2. Determine the coalition’s mission and objectives: A mission statement describes the coalition’s purpose. It should be concise, outcome-oriented and include the group’s overarching goals. Start by defining the issue or problem around which the coalition has come together and how the coalition plans to address the problem. Keep the mission statement broad. You do not want to limit strategies or sectors of the community that may become involved in the coalition. Furthermore, everyone should agree on the wording and intent of the mission statement because it will be the foundation of the coalition and its identity. After the mission statement has been developed, the coalition should determine the objectives that focus on achieving the mission. The objectives should lay out what the coalition plans to accomplish, by when and by whom.

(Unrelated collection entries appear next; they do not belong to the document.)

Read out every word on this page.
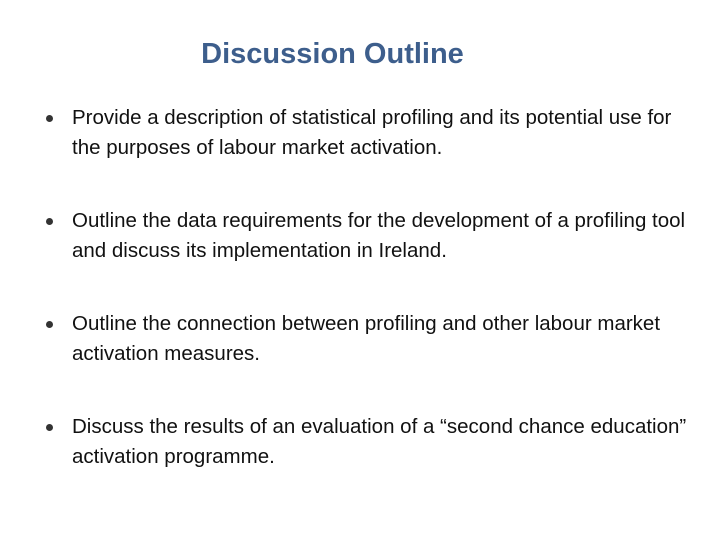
Discussion Outline
Provide a description of statistical profiling and its potential use for the purposes of labour market activation.
Outline the data requirements for the development of a profiling tool and discuss its implementation in Ireland.
Outline the connection between profiling and other labour market activation measures.
Discuss the results of an evaluation of a “second chance education” activation programme.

3. Determine leadership and create an action plan: Leadership is critical to an effective coalition. Leaders are often people who lead other organizations, have experience on a particular subject and have connections or networks within the community. Leaders should be people who can get the coalition members to feel a sense of ownership, motivate members to actions, recruit new members and keep the mission and objectives of the coalition moving forward.
Coalition leaders need to work with members to develop an action plan that strives to achieve the coalition’s mission and objectives. An action plan should address the specific changes the coalition wants to influence, who will carry it out, when the plan will be completed or for how long it will be maintained, and what resources are needed to carry out the steps. Action plans also need to be flexible. As your coalition grows and the objectives are accomplished, members may want to revise the plan.
4. Determine strategies for keeping coalition members involved: Retaining members is crucial to sustaining a strong coalition. It is important to keep members involved and invested in the coalition. Be inclusive and allow all members to participate. Share activities and responsibilities with all members and make a conscience effort to involve everyone in the coalition. Let members know how valuable they are to the coalition and how their unique contribution has helped achieve the objectives. In your action plan, include activities that will result in short-term, reachable successes, and celebrate those successes. You may also want to provide ongoing training, like a seminar, guest speaker or retreat, as a means of professional development and motivation for members.